Mas, o que o primeiro-ministro tem que equacionar agora é se quer continuar a deixar nas mãos dos comunistas o ensino superior público e a tecnoestrutura do Ministério do Ensino Superior, ou se é chegado o momento de o devolver à sociedade, ou a uma outra estrutura intermédia de poder fáctico qualquer (v.g. Maçonaria ou Igreja). Até porque, sabemos agora, a tentativa de criar uma Universidade Nova falhou e, hoje, esta universidade poderia ser facilmente privatizada – sem que a qualidade do seu ensino fosse prejudicada e, bem pelo contrário, factores de competitividade e de racionalidade poderiam torná-la ainda mais excelente. Não chocaria ninguém que o Estado reduzisse a sua presença a três universidades de excelência e investigação (Porto, Lisboa e Coimbra), podendo, deste modo, cumprir, com muito mais capacidade, as suas funções de regulação e de gestão dos recursos financeiros (nomeadamente do financiamento ao ensino superior, directo ou indirecto, este, por exemplo, através do cheque estudante), em vez de estar a criar pseudo-autoridades independentes de regulação e fiscalização, uma moda dispensável, que os Estados europeus irão mais tarde pagar muito caro, pelo que representa de falta de transparência nos procedimentos – o risco tecnocrata – e falta de controlo democrático – o risco totalitário.
Até agora tem dominado o preconceito salazarista que permitiu a existência de personagens como Veiga Simão ou Roberto Carneiro. Ou seja, a ideia de que em todo o caso o ensino é sempre ineficaz e que nunca se fará nada relativamente à formação dos portugueses. Os “cinco mil excelentes alunos” – nunca haverá mais em Portugal – sê-lo-ão sempre (até porque têm maioritariamente origem nas elites e os que aparecerem de baixo serão sempre reintegrados e descobertos, como já o eram no Antigo Regime), seja qual for o nível de massificação do ensino superior e, portanto, relativamente ao resto pode-se entregar aos sonhadores e comunistas, pois não virá mal ao mundo.

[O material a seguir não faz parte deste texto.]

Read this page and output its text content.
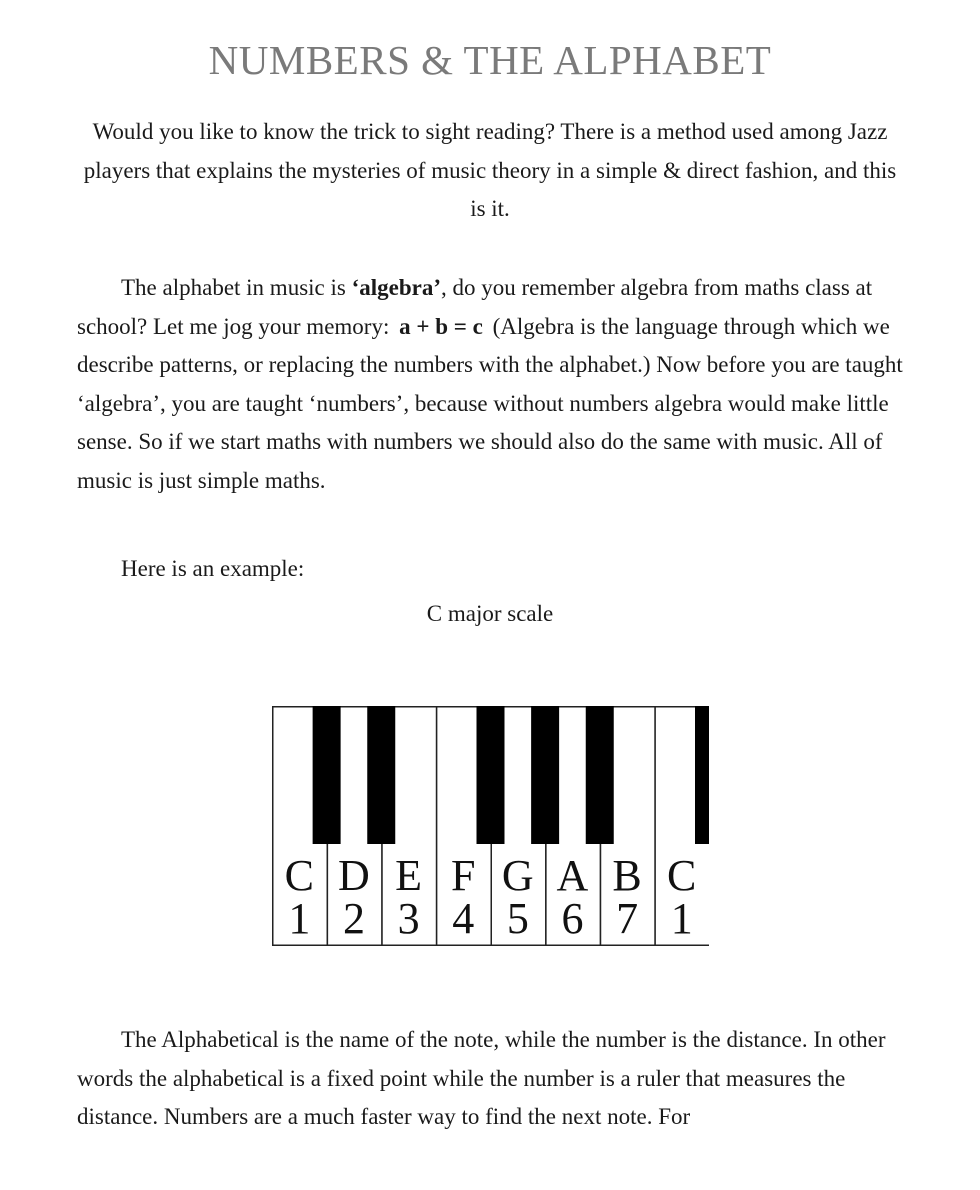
NUMBERS & THE ALPHABET

Would you like to know the trick to sight reading? There is a method used among Jazz players that explains the mysteries of music theory in a simple & direct fashion, and this is it.

The alphabet in music is ‘algebra’, do you remember algebra from maths class at school? Let me jog your memory: a + b = c (Algebra is the language through which we describe patterns, or replacing the numbers with the alphabet.) Now before you are taught ‘algebra’, you are taught ‘numbers’, because without numbers algebra would make little sense. So if we start maths with numbers we should also do the same with music. All of music is just simple maths.

Here is an example:

C major scale

C
1
D
2
E
3
F
4
G
5
A
6
B
7
C
1

The Alphabetical is the name of the note, while the number is the distance. In other words the alphabetical is a fixed point while the number is a ruler that measures the distance. Numbers are a much faster way to find the next note. For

Foi com este raciocínio que Salazar nunca se preocupou muito com o analfabetismo militantemente promovido pelos dirigentes da Instrução Pública, desde as reformas dos anos 60. E foi esta lógica que esteve presente no negócio de 1975, quando a direita permitiu que os comunistas ficassem com as universidades públicas.
A única tentativa séria de mudar as coisas foi ensaiada no Governo de Durão Barroso, com o ministro David Justino, que acabou dando-se mal, com a sabotagem à colocação de professores, como estamos lembrados.
O que José Sócrates tem que decidir é se deixa tudo na mesma – evitando mais uma área de conflitualidade – ou se, finalmente, o ensino público ou privado deixam de ser capelinhas de “seitas” e passam a servir o imperativo de qualificar o País e os portugueses, aproveitando o dinheiro do próximo Quadro de Referência Estratégico Nacional.
Sócrates, aliás, tem contado com o apoio maçónico e, hoje, o peso do PCP é relativamente pequeno, ao ponto de Universidades importantes do PCP, agora, estarem a cair nas mãos do Bloco de Esquerda, como, por exemplo, no ISEG, onde já é Francisco Louçã quem manda.
É nesta encruzilhada que o processo da Universidade Independente poderia ser uma oportunidade para repensar o ensino superior sem complexos, mandando para a reforma definitivamente os “Albertos Amarais” e outros como ele, para podermos começar a encarar a Educação Nacional e, em particular, a formação superior como factores de progresso e não como a maior vergonha nacional.
Temos um ensino mau, provinciano e sem prestígio na Europa. Já no século XVIII, a Universidade de Coimbra era apontada por Denis Diderot, no preâmbulo da primeira edição da sua Enciclopédia, como o exemplo europeu do atraso intelectual. Hoje nada está diferente e a administração pública e as “capelinhas” continuam a ser o maior obstáculo. Sócrates pode mudar as coisas se tiver coragem.